Katakanlah: Yā Allah, sampaikanlah salam sejahtera kepada Muḥammad dan kepada istri-istrinya serta keturunannya, sebagaimana Engkau memberikan rahmat kepada Ibrāhīm dan keluarganya. Dan berkatilah Muḥammad dan istri-istrinya serta keturunanya, sebagaimana Engkau memberikan berkah kepada Ibrāhīm dan keluarga Ibrāhīm. Sesungguhnya Engkau Maha Terpuji lagi Maha Agung.

Dalam hadist ini, Rasūlullāh tidak menyebut “Keluarganya” dengan kata “Āli Muḥammad” tapi menggantikannya (menjabarkannya) dengan kata “Istri-istrinya dan keturunannya”.

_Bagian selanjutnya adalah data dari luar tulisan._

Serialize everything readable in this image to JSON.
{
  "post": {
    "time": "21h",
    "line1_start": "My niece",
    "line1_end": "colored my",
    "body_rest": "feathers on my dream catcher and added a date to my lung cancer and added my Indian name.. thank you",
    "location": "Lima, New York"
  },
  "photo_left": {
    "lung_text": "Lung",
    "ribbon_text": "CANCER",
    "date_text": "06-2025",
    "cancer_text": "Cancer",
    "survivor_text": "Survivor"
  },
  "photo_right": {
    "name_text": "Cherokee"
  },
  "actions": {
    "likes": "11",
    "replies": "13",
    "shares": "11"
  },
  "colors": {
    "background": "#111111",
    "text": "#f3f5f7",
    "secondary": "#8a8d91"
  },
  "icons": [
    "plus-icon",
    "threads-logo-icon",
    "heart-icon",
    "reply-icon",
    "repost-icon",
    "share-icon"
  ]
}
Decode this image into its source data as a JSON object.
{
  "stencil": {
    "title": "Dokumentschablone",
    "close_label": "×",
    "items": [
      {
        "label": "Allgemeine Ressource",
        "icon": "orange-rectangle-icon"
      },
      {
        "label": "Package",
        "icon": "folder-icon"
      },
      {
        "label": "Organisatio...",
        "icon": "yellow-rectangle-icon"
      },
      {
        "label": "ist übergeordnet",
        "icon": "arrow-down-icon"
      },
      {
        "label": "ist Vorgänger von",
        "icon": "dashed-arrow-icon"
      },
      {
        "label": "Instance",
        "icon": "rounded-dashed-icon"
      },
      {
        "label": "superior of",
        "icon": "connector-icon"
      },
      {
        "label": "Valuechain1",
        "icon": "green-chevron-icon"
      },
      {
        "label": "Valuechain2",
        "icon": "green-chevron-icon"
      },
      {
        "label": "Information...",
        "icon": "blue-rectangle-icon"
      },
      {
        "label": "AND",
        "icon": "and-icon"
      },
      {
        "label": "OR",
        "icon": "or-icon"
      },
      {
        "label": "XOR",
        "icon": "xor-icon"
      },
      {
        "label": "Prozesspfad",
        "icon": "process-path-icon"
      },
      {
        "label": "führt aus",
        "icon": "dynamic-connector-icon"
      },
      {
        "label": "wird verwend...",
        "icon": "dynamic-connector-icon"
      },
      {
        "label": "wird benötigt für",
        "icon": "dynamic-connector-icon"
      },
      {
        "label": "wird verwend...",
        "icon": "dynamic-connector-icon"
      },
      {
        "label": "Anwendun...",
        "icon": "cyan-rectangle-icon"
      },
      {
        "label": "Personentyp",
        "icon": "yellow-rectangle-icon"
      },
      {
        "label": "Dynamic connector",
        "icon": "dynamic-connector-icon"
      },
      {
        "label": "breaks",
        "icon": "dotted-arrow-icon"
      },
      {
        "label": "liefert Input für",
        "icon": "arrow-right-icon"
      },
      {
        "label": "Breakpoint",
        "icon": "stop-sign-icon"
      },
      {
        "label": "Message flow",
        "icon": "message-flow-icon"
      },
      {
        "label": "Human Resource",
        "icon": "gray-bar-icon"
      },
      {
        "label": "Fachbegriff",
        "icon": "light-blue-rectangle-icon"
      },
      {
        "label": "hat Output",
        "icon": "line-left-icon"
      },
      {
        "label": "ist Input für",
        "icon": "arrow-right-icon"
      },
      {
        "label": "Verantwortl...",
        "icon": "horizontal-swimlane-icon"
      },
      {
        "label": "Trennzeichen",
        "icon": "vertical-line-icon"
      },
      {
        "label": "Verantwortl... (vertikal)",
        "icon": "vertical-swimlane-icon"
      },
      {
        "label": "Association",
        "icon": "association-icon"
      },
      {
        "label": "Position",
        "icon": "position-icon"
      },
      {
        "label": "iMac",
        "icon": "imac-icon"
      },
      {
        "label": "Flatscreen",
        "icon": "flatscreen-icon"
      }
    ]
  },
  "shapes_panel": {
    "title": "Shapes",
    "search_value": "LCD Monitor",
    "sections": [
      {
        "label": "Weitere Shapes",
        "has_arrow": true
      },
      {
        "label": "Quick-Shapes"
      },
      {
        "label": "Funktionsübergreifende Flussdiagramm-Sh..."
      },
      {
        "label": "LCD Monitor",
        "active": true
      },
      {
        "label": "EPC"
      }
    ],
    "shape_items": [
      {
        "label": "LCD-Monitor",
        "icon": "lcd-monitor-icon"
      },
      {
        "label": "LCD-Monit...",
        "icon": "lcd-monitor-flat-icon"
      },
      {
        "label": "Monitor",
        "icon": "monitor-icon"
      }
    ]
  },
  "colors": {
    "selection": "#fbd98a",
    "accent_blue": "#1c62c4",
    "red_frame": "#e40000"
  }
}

Sehubungan dengan adanya hadist-hadist tersebut, kami menghimbau kepada para pembaca agar tidak mengikuti faham atau pendapat yang sifatnya berspekulasi yang mengatakan dan memvonis bahwa istri-istri Rasūlullāh SAW itu tidak termasuk Ahl-ul-Bait. Sebab pendapat yang demikian itu faedahnya atau keuntungannya tidak ada, yang justru sebaliknya. Apa jadinya jika pendapat itu salah. Tidakkah Rasūlullāh SAW akan marah kepada kita, jika ternyata istri-istrinya itu termasuk Ahl-ul-Bait? Mengapa kita harus mengambil resiko yang demikian besarnya. Padahal kita tahu, bahwa keistimewaan dan kedudukan tinggi itu Allah berikan kepada orang-orang yang Allah kehendaki.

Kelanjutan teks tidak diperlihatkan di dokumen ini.